Über EPOS
Das Forschungsprojekt EPOS wird vom Bundesministerium für Bildung und Forschung (BMBF) finanziert. Es untersucht Politikevaluation im Kontext der sozial-ökologischen Forschung (SÖF). Die sozial-ökologische Forschung hat zum Ziel, Strategien zur Lösung gesellschaftlicher Nachhaltigkeitsprobleme zu entwickeln. Sie verknüpft den ökologischen Umbau der Gesellschaft mit sozialer Gerechtigkeit und ökonomischen Anforderungen. Die SÖF ist eng verknüpft mit dem Konzept der nachhaltigen Entwicklung, da sie die Zusammenhänge zwischen den verschiedenen Säulen der Nachhaltigkeit analysiert und nach Möglichkeiten sucht, Synergien zwischen den verschiedenen Zielen herzustellen.
EPOS etabliert ein Netzwerk führender Europäischer Institutionen, die im Bereich der Politikevaluation im Hinblick auf sozial-ökologische Fragestellungen tätig sind. Das Netzwerk schafft ein Forum, in dem Methoden und Ansätze der Politikevaluation diskutiert und verglichen werden können, und möchte zur Stärkung sozial-ökologischer Aspekte in der Evaluation beitragen. Das Projekt hat außerdem zum Ziel, in den beteiligten Institutionen Kapazitäten und Expertise im Bereich Evaluation aufzubauen, und bietet Weiterbildung insbesondere für junge Wissenschaftler/innen an.
Kern des Projektes sind regelmäßge Treffen der Netzwerkpartner, bei denen Projekte und Konzepte vorgestellt und diskutiert werden, und die jeweils bestimmte Themen der Evaluationsforschung in den Vordergrund stellen.

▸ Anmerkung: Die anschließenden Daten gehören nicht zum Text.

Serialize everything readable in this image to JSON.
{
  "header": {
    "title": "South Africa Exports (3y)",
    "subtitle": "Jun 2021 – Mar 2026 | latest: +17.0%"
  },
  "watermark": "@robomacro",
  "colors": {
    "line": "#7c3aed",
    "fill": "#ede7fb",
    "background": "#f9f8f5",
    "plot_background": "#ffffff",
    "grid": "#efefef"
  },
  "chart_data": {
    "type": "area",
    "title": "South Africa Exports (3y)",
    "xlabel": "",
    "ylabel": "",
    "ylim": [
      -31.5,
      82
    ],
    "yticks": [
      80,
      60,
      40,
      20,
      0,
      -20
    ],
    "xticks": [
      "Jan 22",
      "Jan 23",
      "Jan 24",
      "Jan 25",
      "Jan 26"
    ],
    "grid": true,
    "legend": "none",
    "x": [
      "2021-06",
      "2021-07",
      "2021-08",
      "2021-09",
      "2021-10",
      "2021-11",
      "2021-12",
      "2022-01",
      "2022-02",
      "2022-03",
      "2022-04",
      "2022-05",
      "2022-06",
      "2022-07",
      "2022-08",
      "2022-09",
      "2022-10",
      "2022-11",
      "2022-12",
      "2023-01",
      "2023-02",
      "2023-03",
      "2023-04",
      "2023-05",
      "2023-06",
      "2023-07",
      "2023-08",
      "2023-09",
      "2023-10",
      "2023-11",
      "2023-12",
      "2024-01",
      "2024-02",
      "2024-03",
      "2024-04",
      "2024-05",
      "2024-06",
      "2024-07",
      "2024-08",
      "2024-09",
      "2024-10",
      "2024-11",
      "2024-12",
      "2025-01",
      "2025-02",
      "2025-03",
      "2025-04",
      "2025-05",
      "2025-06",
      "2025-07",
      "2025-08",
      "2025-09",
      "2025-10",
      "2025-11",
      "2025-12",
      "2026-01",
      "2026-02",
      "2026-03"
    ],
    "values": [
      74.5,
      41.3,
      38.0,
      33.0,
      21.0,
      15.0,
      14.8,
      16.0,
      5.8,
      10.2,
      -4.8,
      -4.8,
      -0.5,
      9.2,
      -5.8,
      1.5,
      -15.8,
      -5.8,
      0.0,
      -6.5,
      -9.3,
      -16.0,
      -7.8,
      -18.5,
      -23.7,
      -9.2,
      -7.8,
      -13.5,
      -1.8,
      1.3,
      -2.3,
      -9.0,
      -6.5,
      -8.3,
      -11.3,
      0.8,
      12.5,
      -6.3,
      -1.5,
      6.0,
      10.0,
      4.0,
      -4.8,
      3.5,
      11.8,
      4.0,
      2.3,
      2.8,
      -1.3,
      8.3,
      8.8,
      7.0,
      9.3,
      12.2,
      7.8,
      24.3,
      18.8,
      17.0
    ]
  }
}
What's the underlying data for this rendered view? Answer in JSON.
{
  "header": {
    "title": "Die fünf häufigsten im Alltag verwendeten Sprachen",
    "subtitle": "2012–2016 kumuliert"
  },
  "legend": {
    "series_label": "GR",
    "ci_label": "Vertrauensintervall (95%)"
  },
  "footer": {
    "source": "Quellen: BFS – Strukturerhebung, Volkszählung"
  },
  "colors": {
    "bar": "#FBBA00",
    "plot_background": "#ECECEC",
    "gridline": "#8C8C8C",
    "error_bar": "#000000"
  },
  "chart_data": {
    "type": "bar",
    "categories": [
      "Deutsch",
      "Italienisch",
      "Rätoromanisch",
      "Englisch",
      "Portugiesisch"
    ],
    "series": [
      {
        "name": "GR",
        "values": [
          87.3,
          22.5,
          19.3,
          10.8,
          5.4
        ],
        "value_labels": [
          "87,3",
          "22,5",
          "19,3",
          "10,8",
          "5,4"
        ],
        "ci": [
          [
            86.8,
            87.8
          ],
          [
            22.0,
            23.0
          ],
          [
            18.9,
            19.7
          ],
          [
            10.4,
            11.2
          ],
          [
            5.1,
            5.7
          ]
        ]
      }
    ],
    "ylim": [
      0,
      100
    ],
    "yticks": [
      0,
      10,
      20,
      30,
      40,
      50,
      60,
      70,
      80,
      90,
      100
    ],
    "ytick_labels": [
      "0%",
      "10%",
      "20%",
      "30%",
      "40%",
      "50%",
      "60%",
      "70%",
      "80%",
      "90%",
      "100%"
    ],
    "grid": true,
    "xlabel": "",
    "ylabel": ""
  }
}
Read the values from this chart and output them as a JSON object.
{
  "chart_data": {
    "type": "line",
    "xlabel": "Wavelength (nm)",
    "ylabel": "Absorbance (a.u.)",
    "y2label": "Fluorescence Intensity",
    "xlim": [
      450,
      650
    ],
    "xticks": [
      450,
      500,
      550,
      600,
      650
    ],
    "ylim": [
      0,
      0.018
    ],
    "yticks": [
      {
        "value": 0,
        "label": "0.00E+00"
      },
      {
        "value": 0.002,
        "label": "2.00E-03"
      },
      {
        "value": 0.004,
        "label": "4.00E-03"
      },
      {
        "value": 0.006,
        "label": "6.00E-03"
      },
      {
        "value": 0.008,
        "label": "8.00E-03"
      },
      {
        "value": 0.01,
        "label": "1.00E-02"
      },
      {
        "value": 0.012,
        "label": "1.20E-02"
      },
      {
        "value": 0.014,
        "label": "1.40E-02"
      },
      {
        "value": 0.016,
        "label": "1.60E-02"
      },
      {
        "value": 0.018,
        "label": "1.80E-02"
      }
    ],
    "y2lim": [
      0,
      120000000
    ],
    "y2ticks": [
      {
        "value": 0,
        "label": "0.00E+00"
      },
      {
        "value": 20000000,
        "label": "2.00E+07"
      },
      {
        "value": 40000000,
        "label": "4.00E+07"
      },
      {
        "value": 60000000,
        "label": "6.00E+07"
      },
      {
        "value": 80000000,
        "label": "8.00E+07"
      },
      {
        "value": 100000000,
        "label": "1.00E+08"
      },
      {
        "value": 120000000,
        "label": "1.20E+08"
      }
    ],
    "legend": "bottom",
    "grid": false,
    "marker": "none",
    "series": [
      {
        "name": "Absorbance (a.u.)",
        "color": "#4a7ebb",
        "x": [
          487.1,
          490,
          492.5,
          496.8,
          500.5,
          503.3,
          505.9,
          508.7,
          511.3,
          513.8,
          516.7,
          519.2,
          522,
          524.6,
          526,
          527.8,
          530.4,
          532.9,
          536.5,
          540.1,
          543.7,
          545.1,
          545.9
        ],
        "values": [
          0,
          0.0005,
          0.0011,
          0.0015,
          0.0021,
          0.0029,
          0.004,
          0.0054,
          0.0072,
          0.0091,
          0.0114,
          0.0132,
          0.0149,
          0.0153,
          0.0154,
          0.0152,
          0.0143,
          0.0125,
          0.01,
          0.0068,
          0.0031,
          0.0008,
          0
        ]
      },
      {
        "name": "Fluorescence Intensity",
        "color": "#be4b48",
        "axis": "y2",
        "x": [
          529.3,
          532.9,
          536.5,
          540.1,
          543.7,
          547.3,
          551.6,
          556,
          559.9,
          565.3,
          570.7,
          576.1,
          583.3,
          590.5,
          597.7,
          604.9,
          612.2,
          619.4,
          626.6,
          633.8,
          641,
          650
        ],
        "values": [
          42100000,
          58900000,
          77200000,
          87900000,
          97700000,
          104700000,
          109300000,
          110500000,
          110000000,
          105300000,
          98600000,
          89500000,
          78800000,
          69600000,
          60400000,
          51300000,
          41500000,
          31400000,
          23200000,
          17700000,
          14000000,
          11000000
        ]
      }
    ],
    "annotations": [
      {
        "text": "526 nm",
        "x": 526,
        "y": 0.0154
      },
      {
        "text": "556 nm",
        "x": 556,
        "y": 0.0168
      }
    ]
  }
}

Die Veröffentlichung einer Reihe von Artikeln sowie eines Buches ist geplant. Zusätzlich werden zwei öffentliche Veranstaltungen – eine Summer School im Jahr 2008 sowie eine Konferenz Anfang 2009 – dazu beitragen, die Ergebnisse des Projekts mit dem interessierten Fachpublikum zu diskutieren und sie einer breiten Öffentlichkeit verfügbar zu machen. Calls for Papers für die Summer School und die Konferenz werden zu gegebener Zeit auf dieser Internetseite bereitgestellt.
Das EPOS Netzwerk wird gemeinsam von Ecologic - Institut für Internationale und Europäische Umweltpolitik und dem Institut für ökologische Wirtschaftsforschung (IÖW) gGmbH geleitet.